Today marks the 100th anniversary of the ratification of the Nineteenth Amendment, which gave women the right to vote. Earlier today, President Trump held a press conference with members of the bipartisan Women's Suffrage Centennial Commission. During the press conference, President Trump surprised everyone by announcing he would be pardoning women's rights icon, Susan B. Anthony.

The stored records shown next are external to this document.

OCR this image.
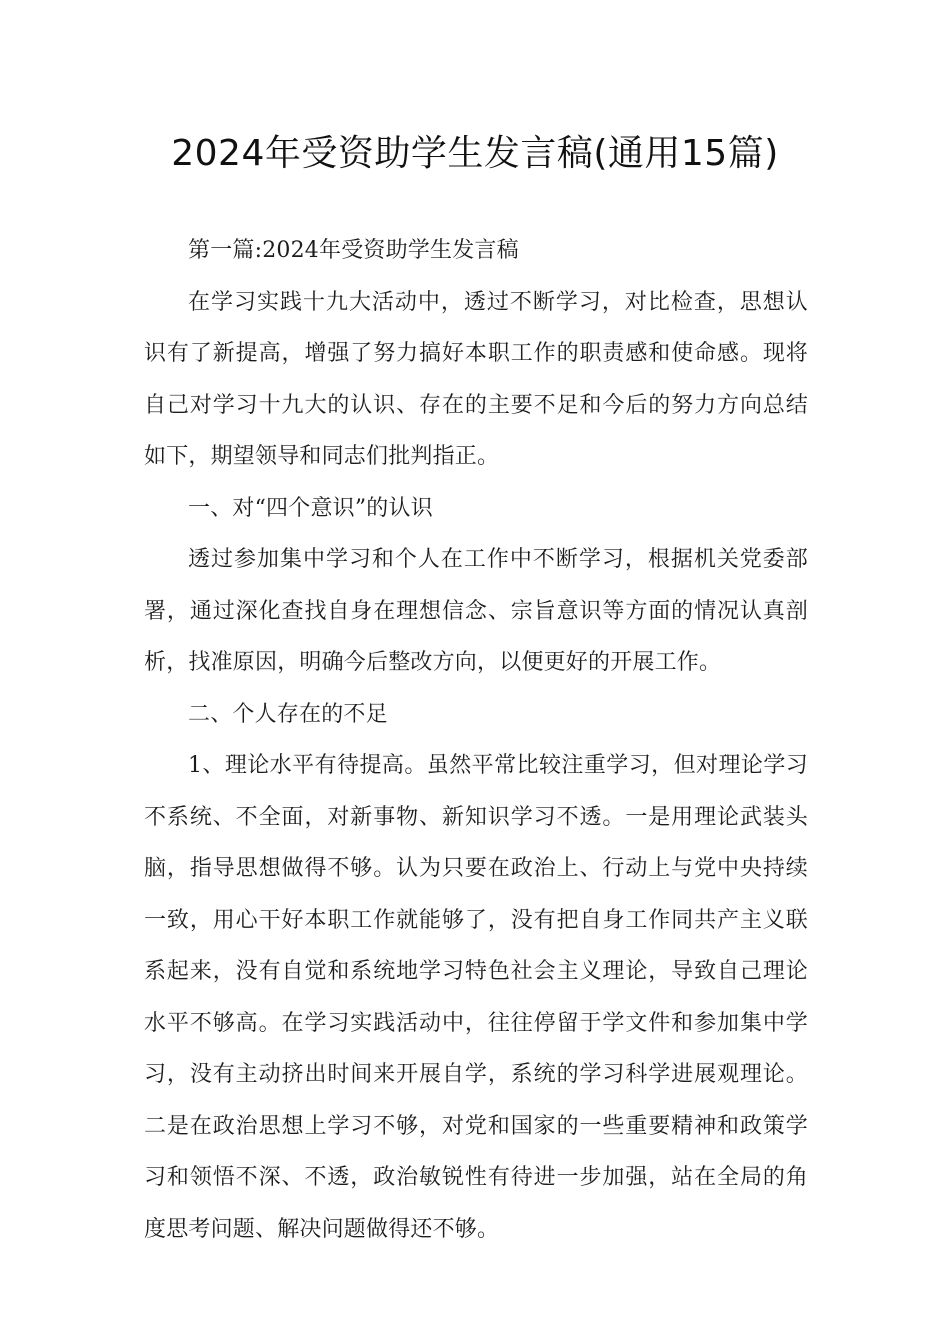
2024年受资助学生发言稿(通用15篇)

第一篇:2024年受资助学生发言稿

在学习实践十九大活动中，透过不断学习，对比检查，思想认识有了新提高，增强了努力搞好本职工作的职责感和使命感。现将自己对学习十九大的认识、存在的主要不足和今后的努力方向总结如下，期望领导和同志们批判指正。

一、对“四个意识”的认识

透过参加集中学习和个人在工作中不断学习，根据机关党委部署，通过深化查找自身在理想信念、宗旨意识等方面的情况认真剖析，找准原因，明确今后整改方向，以便更好的开展工作。

二、个人存在的不足

1、理论水平有待提高。虽然平常比较注重学习，但对理论学习不系统、不全面，对新事物、新知识学习不透。一是用理论武装头脑，指导思想做得不够。认为只要在政治上、行动上与党中央持续一致，用心干好本职工作就能够了，没有把自身工作同共产主义联系起来，没有自觉和系统地学习特色社会主义理论，导致自己理论水平不够高。在学习实践活动中，往往停留于学文件和参加集中学习，没有主动挤出时间来开展自学，系统的学习科学进展观理论。二是在政治思想上学习不够，对党和国家的一些重要精神和政策学习和领悟不深、不透，政治敏锐性有待进一步加强，站在全局的角度思考问题、解决问题做得还不够。
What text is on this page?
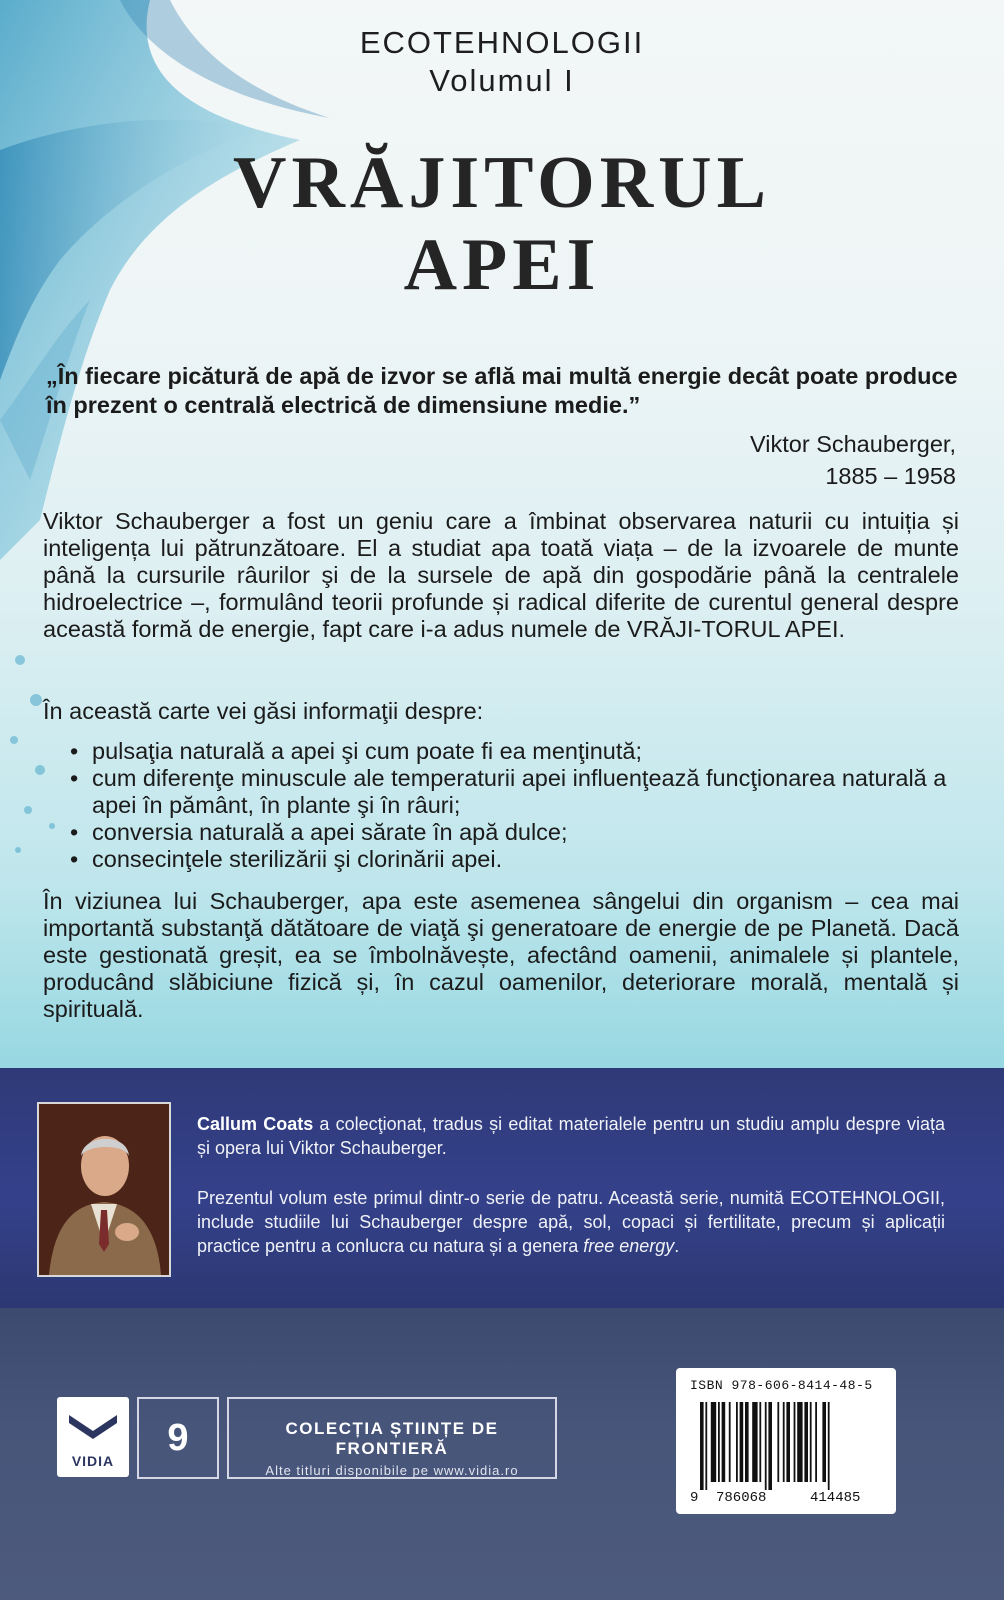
ECOTEHNOLOGII
Volumul I
VRĂJITORUL
APEI
„În fiecare picătură de apă de izvor se află mai multă energie decât poate produce în prezent o centrală electrică de dimensiune medie.”
Viktor Schauberger,
1885 – 1958
Viktor Schauberger a fost un geniu care a îmbinat observarea naturii cu intuiția și inteligența lui pătrunzătoare. El a studiat apa toată viața – de la izvoarele de munte până la cursurile râurilor şi de la sursele de apă din gospodărie până la centralele hidroelectrice –, formulând teorii profunde și radical diferite de curentul general despre această formă de energie, fapt care i-a adus numele de VRĂJI-TORUL APEI.
În această carte vei găsi informaţii despre:
• pulsaţia naturală a apei şi cum poate fi ea menţinută;
• cum diferenţe minuscule ale temperaturii apei influenţează funcţionarea naturală a apei în pământ, în plante şi în râuri;
• conversia naturală a apei sărate în apă dulce;
• consecinţele sterilizării şi clorinării apei.
În viziunea lui Schauberger, apa este asemenea sângelui din organism – cea mai importantă substanţă dătătoare de viaţă şi generatoare de energie de pe Planetă. Dacă este gestionată greșit, ea se îmbolnăvește, afectând oamenii, animalele și plantele, producând slăbiciune fizică și, în cazul oamenilor, deteriorare morală, mentală și spirituală.
Callum Coats a colecţionat, tradus și editat materialele pentru un studiu amplu despre viața și opera lui Viktor Schauberger.
Prezentul volum este primul dintr-o serie de patru. Această serie, numită ECOTEHNOLOGII, include studiile lui Schauberger despre apă, sol, copaci și fertilitate, precum și aplicații practice pentru a conlucra cu natura și a genera free energy.
VIDIA
9	COLECȚIA ȘTIINȚE DE FRONTIERĂ
Alte titluri disponibile pe www.vidia.ro
ISBN 978-606-8414-48-5
9 786068	414485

In the White House's official proclamation celebrating the milestone, the President wrote:
In the early days of our Nation’s fight for independence, future First Lady Abigail Adams penned a letter to her husband, John Adams, urging him to “remember the ladies” as he fought to preserve the fledgling United States. She advised him that “if particular care and attention is not paid to the ladies, we are determined to foment a rebellion, and will not hold ourselves bound by any laws in which we have no voice or representation.” In the decades that followed, bold trailblazers like Susan B. Anthony, Elizabeth Cady Stanton, Harriet Forten Purvis, and Frances Ellen Watkins Harper carried forward and fought for the fundamental right of women to vote. The road to suffrage was long and challenging, but the faith, fortitude, and resolute determination of those committed to this noble cause brought about a victory that continues to inspire today.
As we commemorate this historic event, we also celebrate the incredible economic, political, and social contributions women have made to our Nation. As President, I am committed to building on these accomplishments and empowering all women and girls to achieve their fullest potential.
The road to enfranchising women was a long one that stretched more than a century:
One hundred years ago today, women gained the right to vote via the #19thAmendment. Why didn’t the Constitution grant women suffrage? And how did the suffragists obtain the right to vote? @TheHRH, Chairman of @IWF and CEO of @IWV, explores the history of the Nineteenth Amendment. pic.twitter.com/RoQGjtSWrj— Federalist Society (@FedSoc) August 18, 2020
Prominent Republicans joined the President in celebrating the milestone:
The ratification of the #19thAmendment ushered in a new era of civic participation. Honored to represent the birthplace of Elizabeth Cady Stanton — one of the most important voices in the fight for women’s suffrage. #WomensVote100 pic.twitter.com/UJOSsUfW69— Rep. Elise Stefanik (@RepStefanik) August 18, 2020
Today we honor those Americans who spent decades in relentless pursuit of equality. Women have played a critical role in shaping our country, and we’re going to keep at it! pic.twitter.com/oKmD114GYn— Sen. Marsha Blackburn (@MarshaBlackburn) August 18, 2020
Today marks 100 years since women gained the right to vote! I sat down with @ChuckGrassley to talk about his mother who was one of the first women to vote in both Iowa and the nation! #19thAmendment pic.twitter.com/Oe780otDJM— Joni Ernst (@SenJoniErnst) August 18, 2020
Women have played a crucial role in the success of the United States. Today, we celebrate the positive impact that the Nineteenth Amendment has had on our country and the bright futures of American women who are empowered to play an active role in the political process because of it!